This summer, Midshipmen 1st Class Michelle Tran was selected for the SISL Scholarship and spent five weeks in Israel.
Tran currently studies ocean engineering, and after beginning her studies in environmental engineering and developing her interest in environmental governance, she sought opportunities to put theory to practice.
She found such an opportunity in the middle of the desert.
Israel, unlike the U.S. and most Middle Eastern countries, is one of the most water-efficient nations in the world. The country owes its successes to two variables: the creation of a central, apolitical body that oversees the nation’s water supply and national investment in water-efficient technology such as seawater desalination, drip irrigation, and wastewater treatment.
Tran sought to experience this unique environment herself and set off for Tzukim, a remote town in the Negev desert. For five weeks she and other international volunteers helped maintain an ecologically sustainable lodge and designed and built mud structures out of materials local to southern Israel.
Throughout this experience, Tran identified inefficiencies in the lodge’s greywater treatment system and began drafting pipeline blueprints for construction in the fall and winter.
At the same time, she noticed that this eco-lodge possessed models for success, models that could be applied to developing communities around the world. During her free time in Tzukim, she interviewed academics at a local environmental institute to craft a study on the development, or lack thereof, of small businesses supporting eco-innovation, much like the lodge for which she worked.
She also participated in a learning seminar for young Gazans, Jordanians, and Israelis concerning the food, energy, and water crisis in the Gaza Strip and the West Bank.

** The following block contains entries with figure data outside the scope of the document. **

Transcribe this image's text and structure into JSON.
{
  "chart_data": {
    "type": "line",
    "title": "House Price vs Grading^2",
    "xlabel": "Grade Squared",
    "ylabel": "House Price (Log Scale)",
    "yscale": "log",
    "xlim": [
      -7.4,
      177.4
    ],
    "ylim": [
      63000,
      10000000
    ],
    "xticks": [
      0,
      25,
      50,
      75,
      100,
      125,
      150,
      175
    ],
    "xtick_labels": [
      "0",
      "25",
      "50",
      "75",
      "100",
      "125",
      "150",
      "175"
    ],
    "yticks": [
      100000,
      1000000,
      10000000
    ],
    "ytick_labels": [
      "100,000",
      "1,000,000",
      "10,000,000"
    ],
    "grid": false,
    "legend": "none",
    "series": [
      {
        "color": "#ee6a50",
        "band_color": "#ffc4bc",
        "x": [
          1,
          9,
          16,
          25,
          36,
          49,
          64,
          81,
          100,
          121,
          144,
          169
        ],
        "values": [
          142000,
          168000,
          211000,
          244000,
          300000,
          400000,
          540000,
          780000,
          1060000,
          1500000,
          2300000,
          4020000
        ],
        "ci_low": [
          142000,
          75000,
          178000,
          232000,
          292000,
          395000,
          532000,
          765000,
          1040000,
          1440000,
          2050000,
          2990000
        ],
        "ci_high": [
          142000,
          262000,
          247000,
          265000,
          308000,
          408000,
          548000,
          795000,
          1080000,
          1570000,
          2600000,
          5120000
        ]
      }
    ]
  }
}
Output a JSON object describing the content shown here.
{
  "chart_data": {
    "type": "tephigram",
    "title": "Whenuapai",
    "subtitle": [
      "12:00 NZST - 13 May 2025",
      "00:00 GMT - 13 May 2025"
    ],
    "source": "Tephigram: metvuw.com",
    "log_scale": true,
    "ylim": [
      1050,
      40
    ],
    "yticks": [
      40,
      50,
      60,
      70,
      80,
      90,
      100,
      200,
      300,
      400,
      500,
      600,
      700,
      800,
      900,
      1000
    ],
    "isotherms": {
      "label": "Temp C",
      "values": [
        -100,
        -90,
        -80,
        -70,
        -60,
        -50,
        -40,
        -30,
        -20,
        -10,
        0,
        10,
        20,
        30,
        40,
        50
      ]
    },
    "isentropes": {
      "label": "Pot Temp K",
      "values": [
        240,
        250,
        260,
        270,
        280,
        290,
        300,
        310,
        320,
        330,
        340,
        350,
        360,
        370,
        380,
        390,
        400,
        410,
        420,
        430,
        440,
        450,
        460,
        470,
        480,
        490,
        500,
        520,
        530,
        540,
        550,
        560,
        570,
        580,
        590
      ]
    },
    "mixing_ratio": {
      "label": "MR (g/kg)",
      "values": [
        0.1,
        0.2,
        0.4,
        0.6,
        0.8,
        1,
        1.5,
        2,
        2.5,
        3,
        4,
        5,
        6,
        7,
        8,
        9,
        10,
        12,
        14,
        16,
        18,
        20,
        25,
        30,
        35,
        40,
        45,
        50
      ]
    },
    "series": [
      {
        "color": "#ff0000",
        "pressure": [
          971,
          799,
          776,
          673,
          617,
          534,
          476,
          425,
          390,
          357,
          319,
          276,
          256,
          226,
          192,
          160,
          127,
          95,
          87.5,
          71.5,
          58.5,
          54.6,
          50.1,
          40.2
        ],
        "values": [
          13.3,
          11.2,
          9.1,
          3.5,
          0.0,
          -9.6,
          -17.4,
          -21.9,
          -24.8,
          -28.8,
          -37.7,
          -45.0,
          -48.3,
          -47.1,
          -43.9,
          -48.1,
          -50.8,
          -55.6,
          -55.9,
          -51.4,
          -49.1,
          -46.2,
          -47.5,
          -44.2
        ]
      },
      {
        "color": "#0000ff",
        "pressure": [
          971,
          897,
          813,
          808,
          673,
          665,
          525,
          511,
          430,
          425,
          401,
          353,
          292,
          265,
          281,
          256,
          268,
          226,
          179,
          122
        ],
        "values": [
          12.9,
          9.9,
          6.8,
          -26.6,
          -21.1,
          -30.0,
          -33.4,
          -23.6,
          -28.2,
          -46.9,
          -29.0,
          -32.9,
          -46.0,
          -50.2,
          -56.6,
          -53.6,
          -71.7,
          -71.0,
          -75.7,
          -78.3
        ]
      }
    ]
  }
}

From this experience, Tran employed system-based mapping software to more easily illustrate quantitative longevity models for commodities and industry such as water or energy or coastal fishing.
She hopes to use this software to improve project design for the Engineers Without Borders Club at USNA. At the end of her five weeks, Tran will continue her research in environmental sciences, specifically coastal flooding, at the Annapolis Office of Emergency Management.